How you did insert the graph? With or without tx? Did you even stop the process while it was running? Are you importing against plocal or remote protocol?
Graph databases store data as nodes, properties and relations. If I need to retrieve some specific data from an object based upon a query, then I would need to retrieve multiple objects (as the query might have a lot of results).
Consider this simple scenario in object oriented programming in graph-databases:
I have a (graph) database of users, where each user is stored as an object. I need to retrieve a list of users living in a specific place (the place property is stored in the user object). So, how would I do it? I mean unnecessary data will be retrieved every time I need to do something (in this case, the entire user object might need to be retrieved). Isn't functional programming better in graph databases?
This example is just a simple analogy of the above stated question that came to my mind. Don't take it as a benchmark. So, the question remains, How great is object oriented programming in graph-databases?
A graph database is more than just vertices and edges. In most graph databases, such as neo4j, in addition to vertices having an id and edges having a label they have a list of properties. Typically in java based graph databases these properties are limited to java primatives -- everything else needs to be serialized to a string (e.g. dates). This mapping to vertex/edge properties can either be done by hand using methods such as getProperty and setProperty or you can something like Frames, an object mapper that uses the TinkerPop stack.
Each node has attributes that can be mapped to object fields. You can do that manually, or you can use spring-data to do the mapping.
Most graph databases have at least one kind of index for vertices/edges. InfiniteGraph, for instance, supports B-Trees, Lucene (for text) and a distributed, scaleable index type. If you don't have an index on the field that you're trying to use as a filter you'd need to traverse the graph and apply predicates yourself at each step. Hopefully, that would reduce the number of nodes to be traversed.
Blockquote I need to retrieve a list of users living in a specific place (the place property is stored in the user object).
There is a better way. Separate location from user. Instead of having a location as a property, create a node for locations.
So you can have (u:User)-[:LIVES_IN]->(l:Location) type of relationship.
it becomes easier to retrieve a list of users living in a specific place with a simple query:
match(u:User)-[:LIVES_IN]->(l:Location) where l.name = 'New York'.
return u,l.
This will return all users living in New York without having to scan all the properties of each node. It's a faster approach.
Why not use an object-oriented graph database?

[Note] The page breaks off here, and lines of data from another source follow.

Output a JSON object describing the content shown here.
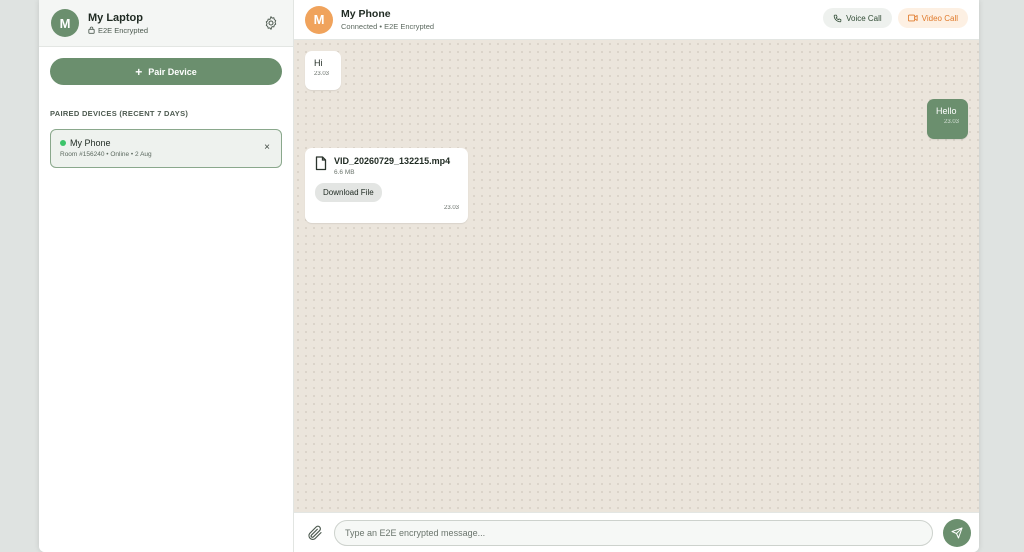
{
  "sidebar": {
    "avatar_initial": "M",
    "device_name": "My Laptop",
    "encryption": "E2E Encrypted",
    "pair_button_label": "Pair Device",
    "section_label": "PAIRED DEVICES (RECENT 7 DAYS)",
    "devices": [
      {
        "name": "My Phone",
        "meta": "Room #156240 • Online • 2 Aug",
        "close": "×"
      }
    ]
  },
  "chat": {
    "avatar_initial": "M",
    "name": "My Phone",
    "status": "Connected • E2E Encrypted",
    "voice_call_label": "Voice Call",
    "video_call_label": "Video Call",
    "messages": [
      {
        "text": "Hi",
        "time": "23.03"
      },
      {
        "text": "Hello",
        "time": "23.03"
      },
      {
        "file_name": "VID_20260729_132215.mp4",
        "file_size": "6.6 MB",
        "download_label": "Download File",
        "time": "23.03"
      }
    ],
    "input_placeholder": "Type an E2E encrypted message..."
  },
  "colors": {
    "accent": "#6b8f6e",
    "avatar_orange": "#f0a35c",
    "video_orange": "#e07a2b",
    "online": "#3cc46a"
  }
}
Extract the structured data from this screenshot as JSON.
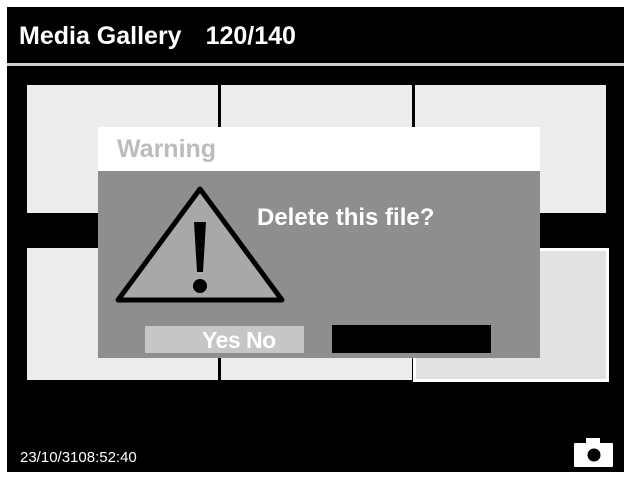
{
  "header": {
    "title": "Media Gallery",
    "counter": "120/140"
  },
  "gallery": {
    "selected_index": 5
  },
  "dialog": {
    "title": "Warning",
    "message": "Delete this file?",
    "icon": "warning-triangle-icon",
    "yes_no_label": "Yes No"
  },
  "footer": {
    "timestamp": "23/10/3108:52:40",
    "camera_icon": "camera-icon"
  },
  "colors": {
    "background": "#000000",
    "dialog": "#8e8e8e",
    "thumbnail": "#ececec"
  }
}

InfiniteGraph is a graph database built on top of Objectivity/DB which is an massively scalable, distributed object-oriented database.
InfiniteGraph allows you to define your vertices and edges using a standard object-oriented approach, including inheritance. You can also embed a defined data type as an attribute in another data type definition.
Because InfiniteGraph is object-oriented, it give you access to query capabilities on complex data structures that are not available in the popular graph databases. Consider the following diagram:
In this diagram I create a query that determines the inclusion of the edge based on an evaluation of the set of CallDetail nodes hanging off the Call edge. I might only include the edge in my results if there exists a CallDetail with a particular date or if the sum of the callDurations of all of the CallDetails that occurred between two dates is over from threshold. This is the real power of object-oriented database in solving graph problems: You can support a much more complex data model.
I'm not sure why people have comingled the terms graph database and property graph. A property graph is but one way to implement a graph database, and not particular efficient. InfiniteGraph is a schema-based database and the schema provides several distinct advantages, one of which object placement.
Disclaimer: I am the Director of Field Operation for Objectivity, Inc., maker of InfiniteGraph.